Unifying the CUDA Python Ecosystem

Originally published at: Unifying the CUDA Python Ecosystem | NVIDIA Developer Blog

Python plays a key role within the science, engineering, data analytics, and deep learning application ecosystem. NVIDIA has long been committed to helping the Python ecosystem leverage the accelerated massively parallel performance of GPUs to deliver standardized libraries, tools, and applications. Today, we’re introducing another step towards simplification of the developer experience with improved Python…

So even after cuda python release. We still have to write kernel code in c++? If so, PyCuda is already does the same right.

Hi Maney,

Yes, with this release requires writing kernels, with C++ in a string, to be compiled by NVRTC. This release is to build the foundation, by provide wrappers for CUDA Driver and Runtime API. There will be more functionality and flexibility to come. Currently, partner products such as Numba and CuPy write their own CUDA layer. This release removes the need for them to do this and provide an industry standard.

If you’re interested in writing “Python” kernels, please take a look at Numba (Writing CUDA Kernels — Numba 0.50.1 documentation) and CuPy (User-Defined Kernels — CuPy 9.0.0 documentation) functionality.


will PyCuda be useless with this new unified system ?


I wouldn’t consider PyCUDA useless. PyCUDA will have the ability to utilize our new infrastructure.

Couple questions: If I have a program which is currently implemented in PyCUDA how difficult do you anticipate the switch, to CUDA Python, will be? Also will CUDA Python have support for GPU Arrays? (specifically for reductions and generating arrays of random numbers)

Super excited to have an in house NVIDIA vetted CUDA Python package, and even more excited to try it out! Thanks

Hi morgjack,

I very glad your excited. I haven’t use PyCUDA in a minute, but IIRC the conversion should be straight forward. You would need to use the corresponding Driver/Runtime API.
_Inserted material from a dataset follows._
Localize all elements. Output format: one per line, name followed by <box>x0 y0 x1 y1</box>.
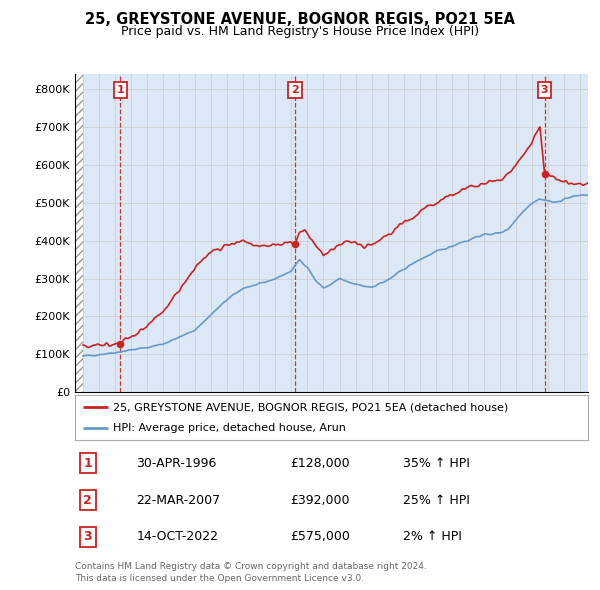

As far as question 2, I’m not sure at the moment. I’m pretty sure that functionality currently exists in CuPy.

This is great news, I have a lot of legacy code for Python extensions that I wish to port to PyCUDA, but this can provide now an officially supported approach to integrate advanced kernels. Is there any ETA when this will be officially released or when a preview will be available?

The best timeline I can give you at the moment is 2H’21.

I’m trying to use the new platform, but only importing some library, for example, I try to run the vectorAddDrv.py program and just include the library #include <cuComplex.h> in the cuda string and the compiler fails. :
/cuda-python-main/examples/0_Simple$ CUDA_HOME=/opt/cuda/11.4 python3 vectorAddDrv.py
Vector Addition (API Driver)
sourceCode.cu(10): catastrophic error: cannot open source file “cuComplex.h”

1 catastrophic error detected in the compilation of “sourceCode.cu”.
Compilation terminated.


Hi Emanuel,

When that program passes the string to NVRTC, it sets --include-path=$CUDA_HOME/include. If the resulting directory doesn’t have cuComplex.h then we expect an error.

Check that your /opt/cuda/11.4/include/cuComplex.h exist. Take a look at how this program uses the KernelHelper (link) to pass the --include-path.

Hi, vzhurba,

Thanks, I managed to solve it, the error was on my way CUDA_HOME, now it’s working perfectly. I tested a program of mine that I’m developing in my Master’s Thesis in pure Cuda-C and translated it to the new platform and realized that it still doesn’t achieve the same performance, but, the new platform proved to be much faster than PyCuda, which left me very much pleased. Congratulations.